AW made other colors of that car. I have them. fcb


----------



## old blue (May 4, 2007)

I do too. I like the pale yellow car, and hoped to do something similar with the red one but I did not want to try and put the grille back in and the tail lights.


----------



## slotcarman12078 (Oct 3, 2008)

The grille is molded into the body. You can remove the bumpers and glass and give it a Windex bath. The details may or may not remain. Odds are the first dip in Windex will remove most of the red, and leave the chrome finish. Dump the old Windex and use new to remove the chrome. 

Warning!! You'll end up with a yucky milk bottle white body with detail painting. If you think the chrome red looks bad, wait til you see it in recycled plastic white with numbers! :lol:


----------



## shocker36 (Jul 5, 2008)

That body can be slammed really well too.


----------



## 60chevyjim (Feb 21, 2008)

I stripped one , painted it black n white like a police car
and slammed it as low as possible with cut wheelwells.
and put it on a aurora tuffones chassis with go fast goodies.


----------



## slotcarman12078 (Oct 3, 2008)

What I don't understand is why the geniuses at AW haven't made a Fire Chief car to match the police car.. They look great in red and white. I made a couple of them...

They'd make a great "Dragnet" car too in black or blue with a spot light on the driver's side A pillar.


----------



## sethndaddy (Dec 4, 2004)

I used rubbing alcohol and a q-tip on a green chrome charger and the green came off and left a chrome car, it did not strip the details.


----------



## sethndaddy (Dec 4, 2004)

slotcarman12078 said:


> What I don't understand is why the geniuses at AW haven't made a Fire Chief car to match the police car.. They look great in red and white. I made a couple of them...
> 
> They'd make a great "Dragnet" car too in black or blue with a spot light on the driver's side A pillar.
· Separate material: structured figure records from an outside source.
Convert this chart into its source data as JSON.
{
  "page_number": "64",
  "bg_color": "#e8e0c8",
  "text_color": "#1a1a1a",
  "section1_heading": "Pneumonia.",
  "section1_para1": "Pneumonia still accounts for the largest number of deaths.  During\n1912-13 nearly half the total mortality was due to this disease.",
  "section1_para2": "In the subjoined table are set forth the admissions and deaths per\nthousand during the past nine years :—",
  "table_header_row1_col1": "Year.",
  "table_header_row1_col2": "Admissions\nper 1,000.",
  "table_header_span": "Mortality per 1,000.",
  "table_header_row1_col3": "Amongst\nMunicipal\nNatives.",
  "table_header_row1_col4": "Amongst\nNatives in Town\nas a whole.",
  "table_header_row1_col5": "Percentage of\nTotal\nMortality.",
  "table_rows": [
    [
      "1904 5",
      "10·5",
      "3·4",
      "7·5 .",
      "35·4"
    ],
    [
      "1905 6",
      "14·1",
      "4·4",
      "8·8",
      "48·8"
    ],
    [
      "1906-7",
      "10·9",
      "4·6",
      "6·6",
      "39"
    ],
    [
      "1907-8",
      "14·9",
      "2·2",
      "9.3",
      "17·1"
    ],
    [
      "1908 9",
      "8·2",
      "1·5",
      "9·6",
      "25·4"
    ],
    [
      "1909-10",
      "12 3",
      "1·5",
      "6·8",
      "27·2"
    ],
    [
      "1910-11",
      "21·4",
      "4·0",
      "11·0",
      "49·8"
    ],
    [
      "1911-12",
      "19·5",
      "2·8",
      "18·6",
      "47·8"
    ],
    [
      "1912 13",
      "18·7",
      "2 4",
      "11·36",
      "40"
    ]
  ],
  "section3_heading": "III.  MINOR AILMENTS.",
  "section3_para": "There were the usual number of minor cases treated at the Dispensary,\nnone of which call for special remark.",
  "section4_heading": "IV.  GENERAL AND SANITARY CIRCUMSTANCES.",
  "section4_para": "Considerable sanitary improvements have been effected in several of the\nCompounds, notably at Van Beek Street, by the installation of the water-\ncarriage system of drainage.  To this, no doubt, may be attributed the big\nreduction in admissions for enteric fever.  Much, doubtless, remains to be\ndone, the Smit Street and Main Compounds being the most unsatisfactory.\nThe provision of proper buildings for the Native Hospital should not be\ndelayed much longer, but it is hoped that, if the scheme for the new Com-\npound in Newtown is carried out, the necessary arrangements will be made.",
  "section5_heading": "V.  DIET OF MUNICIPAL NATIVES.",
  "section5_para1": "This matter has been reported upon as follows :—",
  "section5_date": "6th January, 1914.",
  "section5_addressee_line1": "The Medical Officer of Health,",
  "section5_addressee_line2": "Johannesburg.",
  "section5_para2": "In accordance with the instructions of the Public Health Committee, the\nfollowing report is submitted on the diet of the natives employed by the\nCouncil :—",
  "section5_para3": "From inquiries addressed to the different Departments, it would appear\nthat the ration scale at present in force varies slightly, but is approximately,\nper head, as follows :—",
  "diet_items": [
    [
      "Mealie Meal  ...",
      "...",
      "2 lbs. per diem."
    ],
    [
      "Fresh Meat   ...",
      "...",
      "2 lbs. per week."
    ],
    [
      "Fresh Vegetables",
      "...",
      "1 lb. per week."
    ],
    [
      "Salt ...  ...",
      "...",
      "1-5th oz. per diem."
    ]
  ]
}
I did this one a while back


----------



## slotcarman12078 (Oct 3, 2008)

Love it, Ed! I really like the convertible Rick (PRNDL) did a ways back too.


----------



## old blue (May 4, 2007)

Update: I decided to strip the red and the chrome. I see the milk bottle plastic beneath it, but it seems to be coated in a film of something for the chrome to stick to. I was fine with leaving it, but when I went to paint it I noticed on the hood and trunk it began to flake off. Does anyone know what this base coat is and how to remove it and leave the plastic?

Thanks,
Old Blue


----------



## alpink (Aug 22, 2010)

windex


----------



## 60chevyjim (Feb 21, 2008)

if windex don't work . then use oven cleaner it removes chrome well .


----------



## Elcaminobill (May 2, 2013)

I used to use Liquid Plummer to strip chrome off of the older AFX cars. It stripped the chrome but left the paint intact. This was 25-30 years ago. Not sure if the formula is the same.


----------



## old blue (May 4, 2007)

Thank you all, it took a little more patience and a little more ammonia in my windex and like magic it all peeled off.

You guys are the best.
Old Blue


----------